The way to understand Brooks’ column, which is ostensibly about the difficulty of sorting out whether government policies work, but which is really about confusing the issue on stimulus, is to imagine that the topic was evolution or the orbit of the earth around the sun. If a person was committed to denying evolution they could easily point to all the mistakes that biologists had made over the years in constructing evolutionary paths. Similarly, one could deny that the earth orbits the sun by pointing to all the difficulties that astronomers encountered over the years in properly calculating its orbit. As Brooks would say, it’s all so confusing, it’s too bad that we don’t have some way to determine these issues.

Of course honest people know that we have ways to determine these issues and it has long been a settled issue that  evolution explains the structure of the biological world and that the earth orbits the sun. Similarly, it is simply not true, as Brooks claims:

“Nearly 80 years later, it’s hard to know if the New Deal did much to end the Great Depression.”

Nor is it Brooks being honest in saying:

“Many esteemed and/or Nobel Prize-winning economists like Joseph Stiglitz, Larry Summers and Christina Romer argued that it would help lift the economy out of recession. ….

We went ahead and spent the roughly $800 billion. What have we learned?

For certain, nothing. The economists who supported the stimulus now argue the economy would have been worse off without it.”

At the time, Stiglitz, like most prominent progressive economists outside the administration, said as loudly as possible that the stimulus would not be large enough to lift the economy out of recession. (Here’s one of my pieces on the topic.) Romer also argued for the need for a much bigger stimulus in a private memo, which has been documented in memos that have since been made public. (Summers claims that he agreed with Romer’s position.)

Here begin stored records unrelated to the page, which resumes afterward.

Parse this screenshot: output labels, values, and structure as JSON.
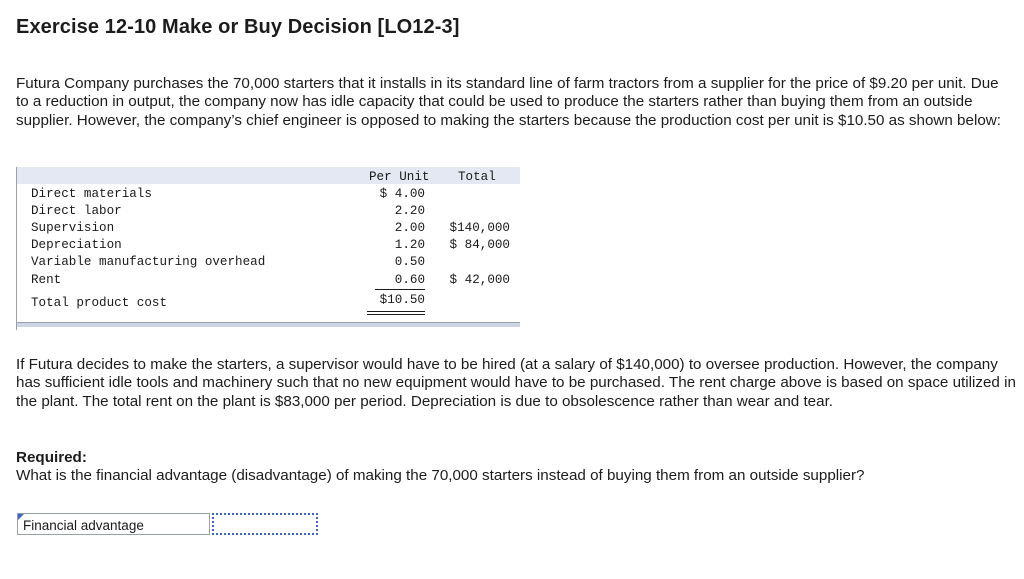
{
  "title": "Exercise 12-10 Make or Buy Decision [LO12-3]",
  "intro": "Futura Company purchases the 70,000 starters that it installs in its standard line of farm tractors from a supplier for the price of $9.20 per unit. Due to a reduction in output, the company now has idle capacity that could be used to produce the starters rather than buying them from an outside supplier. However, the company’s chief engineer is opposed to making the starters because the production cost per unit is $10.50 as shown below:",
  "cost_table": {
    "headers": {
      "per_unit": "Per Unit",
      "total": "Total"
    },
    "rows": [
      {
        "label": "Direct materials",
        "per_unit": "$ 4.00",
        "total": ""
      },
      {
        "label": "Direct labor",
        "per_unit": "2.20",
        "total": ""
      },
      {
        "label": "Supervision",
        "per_unit": "2.00",
        "total": "$140,000"
      },
      {
        "label": "Depreciation",
        "per_unit": "1.20",
        "total": "$ 84,000"
      },
      {
        "label": "Variable manufacturing overhead",
        "per_unit": "0.50",
        "total": ""
      },
      {
        "label": "Rent",
        "per_unit": "0.60",
        "total": "$ 42,000"
      },
      {
        "label": "Total product cost",
        "per_unit": "$10.50",
        "total": ""
      }
    ]
  },
  "after_text": "If Futura decides to make the starters, a supervisor would have to be hired (at a salary of $140,000) to oversee production. However, the company has sufficient idle tools and machinery such that no new equipment would have to be purchased. The rent charge above is based on space utilized in the plant. The total rent on the plant is $83,000 per period. Depreciation is due to obsolescence rather than wear and tear.",
  "required_label": "Required:",
  "question": "What is the financial advantage (disadvantage) of making the 70,000 starters instead of buying them from an outside supplier?",
  "answer": {
    "label": "Financial advantage",
    "value": ""
  },
  "colors": {
    "table_header_bg": "#e3e8f2",
    "input_border": "#3a66c8"
  }
}
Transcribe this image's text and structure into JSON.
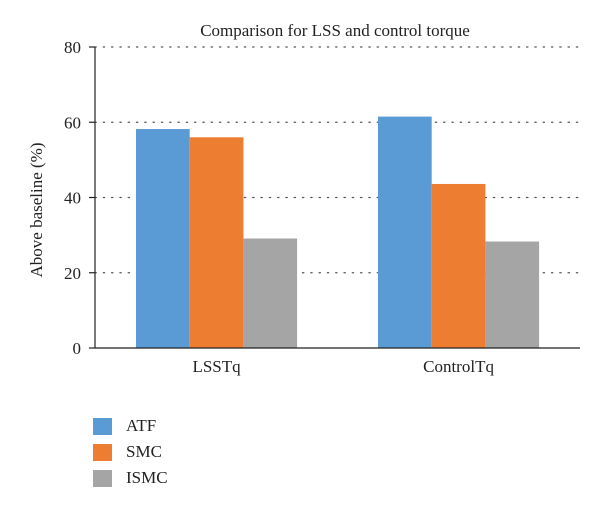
{
  "chart_data": {
    "type": "bar",
    "title": "Comparison for LSS and control torque",
    "xlabel": "",
    "ylabel": "Above baseline (%)",
    "ylim": [
      0,
      80
    ],
    "yticks": [
      0,
      20,
      40,
      60,
      80
    ],
    "grid": "dotted horizontal",
    "legend_position": "bottom-left",
    "categories": [
      "LSSTq",
      "ControlTq"
    ],
    "series": [
      {
        "name": "ATF",
        "color": "#5b9bd5",
        "values": [
          58.2,
          61.5
        ]
      },
      {
        "name": "SMC",
        "color": "#ed7d31",
        "values": [
          56.0,
          43.6
        ]
      },
      {
        "name": "ISMC",
        "color": "#a5a5a5",
        "values": [
          29.1,
          28.3
        ]
      }
    ]
  }
}
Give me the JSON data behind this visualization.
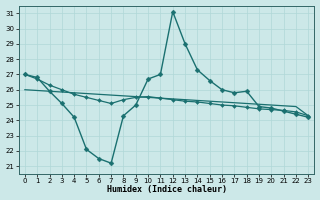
{
  "bg_color": "#cce8e8",
  "line_color": "#1a7070",
  "grid_color": "#b0d8d8",
  "xlabel": "Humidex (Indice chaleur)",
  "xlim": [
    -0.5,
    23.5
  ],
  "ylim": [
    20.5,
    31.5
  ],
  "yticks": [
    21,
    22,
    23,
    24,
    25,
    26,
    27,
    28,
    29,
    30,
    31
  ],
  "xticks": [
    0,
    1,
    2,
    3,
    4,
    5,
    6,
    7,
    8,
    9,
    10,
    11,
    12,
    13,
    14,
    15,
    16,
    17,
    18,
    19,
    20,
    21,
    22,
    23
  ],
  "series": [
    {
      "x": [
        0,
        1,
        2,
        3,
        4,
        5,
        6,
        7,
        8,
        9,
        10,
        11,
        12,
        13,
        14,
        15,
        16,
        17,
        18,
        19,
        20,
        21,
        22,
        23
      ],
      "y": [
        27.0,
        26.8,
        25.9,
        25.1,
        24.2,
        22.1,
        21.5,
        21.2,
        24.3,
        25.0,
        26.7,
        27.0,
        31.1,
        29.0,
        27.3,
        26.6,
        26.0,
        25.8,
        25.9,
        24.9,
        24.8,
        24.6,
        24.4,
        24.2
      ],
      "marker": "D",
      "markersize": 2.5,
      "linewidth": 1.0
    },
    {
      "x": [
        0,
        1,
        2,
        3,
        4,
        5,
        6,
        7,
        8,
        9,
        10,
        11,
        12,
        13,
        14,
        15,
        16,
        17,
        18,
        19,
        20,
        21,
        22,
        23
      ],
      "y": [
        27.0,
        26.7,
        26.3,
        26.0,
        25.7,
        25.5,
        25.3,
        25.1,
        25.35,
        25.5,
        25.55,
        25.45,
        25.35,
        25.25,
        25.2,
        25.1,
        25.0,
        24.95,
        24.85,
        24.75,
        24.7,
        24.65,
        24.55,
        24.3
      ],
      "marker": "D",
      "markersize": 2.0,
      "linewidth": 0.9
    },
    {
      "x": [
        0,
        1,
        2,
        3,
        4,
        5,
        6,
        7,
        8,
        9,
        10,
        11,
        12,
        13,
        14,
        15,
        16,
        17,
        18,
        19,
        20,
        21,
        22,
        23
      ],
      "y": [
        26.0,
        25.95,
        25.9,
        25.85,
        25.8,
        25.75,
        25.7,
        25.65,
        25.6,
        25.55,
        25.5,
        25.45,
        25.4,
        25.35,
        25.3,
        25.25,
        25.2,
        25.15,
        25.1,
        25.05,
        25.0,
        24.95,
        24.9,
        24.3
      ],
      "marker": null,
      "markersize": 0,
      "linewidth": 0.9
    }
  ]
}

To imply, as Brooks does, that events have somehow shown the advocates of stimulus as being wrong, or that there is even much grounds for questioning the argument for stimulus as its proponents laid it out at the time is an effort to muddy the waters pure and simple. There any number of studies that have shown the stimulus has worked pretty much as predicted, such as this one by the Congressional Budget Office and this one, using an entirely different methodology by two Dartmouth economists.

Of course there can be economists who are opposed to the idea that stimulus can work as an article of religious faith. Economic theory also predicts that for a large enough sum of money there will be economists who will say that the stimulus did not work regardless of what they actually believe to be true.

But the evidence on stimulus, like the evidence on evolution and the orbit of the earth, is not ambiguous. It is unfortunate that some people get paychecks for trying to mislead the public into thinking it is.

[btw, Brooks deserves a heaping dose of ridicule for this section:

“Businesses conduct hundreds of thousands of randomized trials each year. Pharmaceutical companies conduct thousands more. But government? Hardly any.”

If Brooks ever read the paper he writes for, he would know that the pharmaceutical industry routinely misrepresents the results of its studies to exaggerate the effectiveness of its drugs and conceal evidence of harmful side effects. Given its track record it is hard to difficult to believe that anyone could hold up the pharmaceutical industry as a model with a straight face.]